Pulsed-field Gel Electrophoresis (PFGE) — breaks down certain large DNA molecules through use of a gel to which electricity is applied. The net result is a pattern similar to a UPC code. The laboratory can compare patterns and determine if two or more isolates have a common pattern. With a common pattern, it is possible the two organisms are related to a common source. Varying the gel will result in different patterns. For some organisms, such as E. coli O157:H7, two different gels are used, whereas for Salmonella, only one gel is used.
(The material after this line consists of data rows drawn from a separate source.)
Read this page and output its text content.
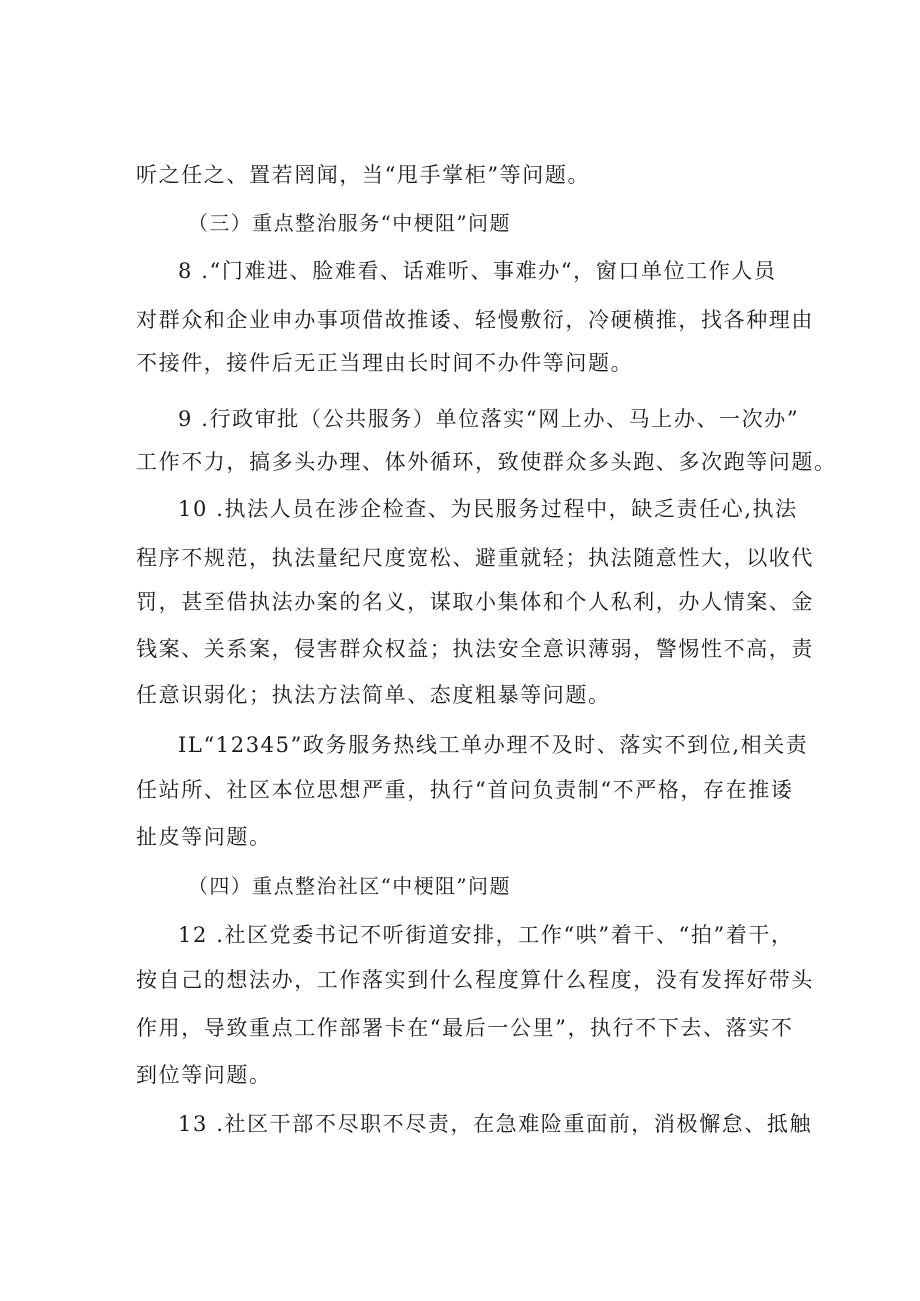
听之任之、置若罔闻，当“甩手掌柜”等问题。
（三）重点整治服务“中梗阻”问题
8 .“门难进、脸难看、话难听、事难办“，窗口单位工作人员
对群众和企业申办事项借故推诿、轻慢敷衍，冷硬横推，找各种理由
不接件，接件后无正当理由长时间不办件等问题。
9 .行政审批（公共服务）单位落实“网上办、马上办、一次办”
工作不力，搞多头办理、体外循环，致使群众多头跑、多次跑等问题。
10 .执法人员在涉企检查、为民服务过程中，缺乏责任心,执法
程序不规范，执法量纪尺度宽松、避重就轻；执法随意性大，以收代
罚，甚至借执法办案的名义，谋取小集体和个人私利，办人情案、金
钱案、关系案，侵害群众权益；执法安全意识薄弱，警惕性不高，责
任意识弱化；执法方法简单、态度粗暴等问题。
IL“12345”政务服务热线工单办理不及时、落实不到位,相关责
任站所、社区本位思想严重，执行“首问负责制“不严格，存在推诿
扯皮等问题。
（四）重点整治社区“中梗阻”问题
12 .社区党委书记不听街道安排，工作“哄”着干、“拍”着干，
按自己的想法办，工作落实到什么程度算什么程度，没有发挥好带头
作用，导致重点工作部署卡在“最后一公里”，执行不下去、落实不
到位等问题。
13 .社区干部不尽职不尽责，在急难险重面前，消极懈怠、抵触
The Pulse-Net database (which tracks foodborne outbreaks in selected portions of the country) has numbered each pattern associated with illness — the number is a combination of the gel used followed by a number assigned to that specific UPC-type pattern. Unfortunately, there is no publicly available library of the patterns, so an outside laboratory cannot compare or identify a pattern it generates to the Pulse-Net database, even if the laboratory uses the same gel.
Multi-Locus Variable Number of Tandem Repeat Analysis (MLVA)— This method works by examining specific DNA fragments and comparing the size. Validated MLVA methods are limited to E. coli O157:H7 and Salmonella serotypes Typhimurium and Enteritidis.
As noted above, both of these methods use only a part of the organism’s DNA, so it would be incorrect to state that these methods give the same degree of specificity as fingerprint analysis (though PFGE is often referred to as a “genetic fingerprint”).
It must be noted that FSIS and other agencies are constantly increasing their database of PFGE patterns by conducting PFGE and, when applicable, MLVA analysis on every positive Salmonella, Shiga-toxin producing E. coli (STEC) and Listeria monocytogenes regulatory sample. In addition, monitoring programs, such as the National Microbiological Resistance Monitoring System (NARMS), generate subtyping results. In all these cases, the establishment is known by the agencies.
The FSIS white paper articulates the current uses of subtyping. Since subtyping provides the ability to determine whether isolates obtained from different sources are comparable, the finding of a match provides evidence that the sources may be related.
In the context of illness investigations, if an isolate from a product “matches” an isolate from a case patient, the possibility exists that the product caused the illness. FSIS comments that a match, in and of itself, is insufficient to attribute illnesses to a particular establishment’s product. There must also be an epidemiological link — the product must have been available to the consumer and the consumer likely ate the product. Absent the epidemiological link, there would not be attribution. However, having a subtype match makes the establishment a prime suspect in the investigation, especially if the subtype is rare in the database.
In the context of regulatory sampling, repeated findings of the same subtype could indicate a continuing problem at the establishment, such as a harborage with Listeria monocytogenes or incoming raw materials with Salmonella. FSIS has already given an indication that repeated findings of the same subtype might demonstrate ongoing insanitary conditions whereby products from the establishment would be deemed adulterated.
At present, FSIS does not routinely provide subtyping results to the establishment, but the agency plans to do so shortly. In the interim, an establishment can request the information. However, the data obtained from FSIS would be limited to the data in the agency database. It would not include patterns from other databases, such as NARMS.
Moving forward, FSIS will continue to collaborate with other federal agencies to develop additional subtyping methods, such as a quick screen for STEC virulence genes. Additionally, the agency will continue to work collaboratively on facilitating data sharing.
With advances in scientific methods of identification advance, industry needs to continue to improve its food-safety systems. As I tell my clients, the best way to avoid worrying about subtyping is for your product to test negative for the pathogen.